Black and white photo of a bookmobile, circa 1920s, run by the Delaware State Library Commission.

When you work in a library, choosing a single book for World Book Day can be like trying to choose a favorite child. So instead of showing you a favorite, we’re turning up with a whole truckload of them.

This undated photograph shows the Delaware State Library Commission’s Traveling Library bookmobile. The vehicle was designed and customized, possibly around 1925, by the Riverview Wagon Works. The company, also known as James Watson & Sons, was a Wilmington, Delaware business. As the name implied, the company was a family-run business. It was founded by James Watson, an immigrant from Scotland who first settled in Philadelphia before sending for his wife and six children.

Before establishing the Riverview Wagon Works, James Watson, a mechanic, worked in construction in Philadelphia, then at a grist and saw mill in Media, Pennsylvania, then with the Kennett Wagon Works in Kennett Square, Pennsylvania before arriving in Wilmington in the late 1880s as a pattern maker for the Harlan & Hollingsworth Company. In 1890, he established his own blacksmith’s shop in Wilmington. In 1891, that shop became Riverview Wagon Works.

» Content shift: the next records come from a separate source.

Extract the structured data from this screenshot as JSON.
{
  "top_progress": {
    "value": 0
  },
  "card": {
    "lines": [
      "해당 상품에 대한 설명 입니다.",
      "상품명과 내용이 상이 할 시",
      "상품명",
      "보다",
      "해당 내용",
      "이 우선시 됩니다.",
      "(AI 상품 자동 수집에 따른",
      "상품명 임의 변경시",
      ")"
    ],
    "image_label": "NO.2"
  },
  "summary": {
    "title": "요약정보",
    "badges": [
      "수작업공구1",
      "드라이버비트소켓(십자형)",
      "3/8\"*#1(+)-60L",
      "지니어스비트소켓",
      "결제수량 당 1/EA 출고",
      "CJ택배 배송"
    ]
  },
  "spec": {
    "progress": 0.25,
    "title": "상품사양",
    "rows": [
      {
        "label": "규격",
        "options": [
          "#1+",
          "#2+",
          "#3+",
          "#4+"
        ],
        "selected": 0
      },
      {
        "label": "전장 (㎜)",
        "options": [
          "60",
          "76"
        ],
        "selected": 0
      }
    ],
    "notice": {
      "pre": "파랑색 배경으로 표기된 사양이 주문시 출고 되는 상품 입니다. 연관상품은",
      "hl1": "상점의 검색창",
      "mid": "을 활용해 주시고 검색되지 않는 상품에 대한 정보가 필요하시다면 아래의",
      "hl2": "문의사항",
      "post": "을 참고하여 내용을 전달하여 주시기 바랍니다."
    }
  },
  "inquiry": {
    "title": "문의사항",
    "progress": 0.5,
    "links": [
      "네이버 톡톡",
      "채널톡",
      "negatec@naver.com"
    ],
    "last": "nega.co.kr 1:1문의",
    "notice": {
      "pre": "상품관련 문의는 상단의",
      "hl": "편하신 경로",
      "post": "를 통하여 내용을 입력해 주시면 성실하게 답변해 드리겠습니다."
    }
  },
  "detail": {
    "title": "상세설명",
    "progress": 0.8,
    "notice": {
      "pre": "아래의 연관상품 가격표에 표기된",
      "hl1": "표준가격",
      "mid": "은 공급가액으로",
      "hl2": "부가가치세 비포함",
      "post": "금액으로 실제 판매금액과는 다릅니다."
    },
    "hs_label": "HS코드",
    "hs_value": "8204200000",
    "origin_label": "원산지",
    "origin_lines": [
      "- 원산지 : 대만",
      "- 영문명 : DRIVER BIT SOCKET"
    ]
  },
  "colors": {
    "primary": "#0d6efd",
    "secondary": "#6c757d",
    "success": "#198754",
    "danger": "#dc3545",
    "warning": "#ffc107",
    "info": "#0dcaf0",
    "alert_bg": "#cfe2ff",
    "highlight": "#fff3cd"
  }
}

The Riverview Wagon Works was especially popular with local farmers in the Brandywine Valley, who bought his one-horse carts, sold at $65 each, in such large numbers that the shop began mass-producing them in advance of orders. After James Watson’s death in 1927, the shop passed to his sons Andrew B. Watson and William M. Watson, who relocated the business to a garage at 3010 Market Street, where it would continue to operate until June 1, 1961.

Many of the hundreds of photographs and negatives in the Hagley Library’s James Watson & Sons Co. photograph collection (Accession 1992.213) show samples of the company’s work on wagons, including noteworthy examples of local Wilmington, Delaware dairy farm wagons and trucks. There are also pictures of delivery vehicles, buses and school buses, ambulances, police and rescue squads, Delaware bookmobiles, moving and hauling trucks, commercial trucks, horse trucks, trailers, and other kinds of vehicles. The collection also includes photographs of the company’s workers and factory, as well as group photographs and family photographs.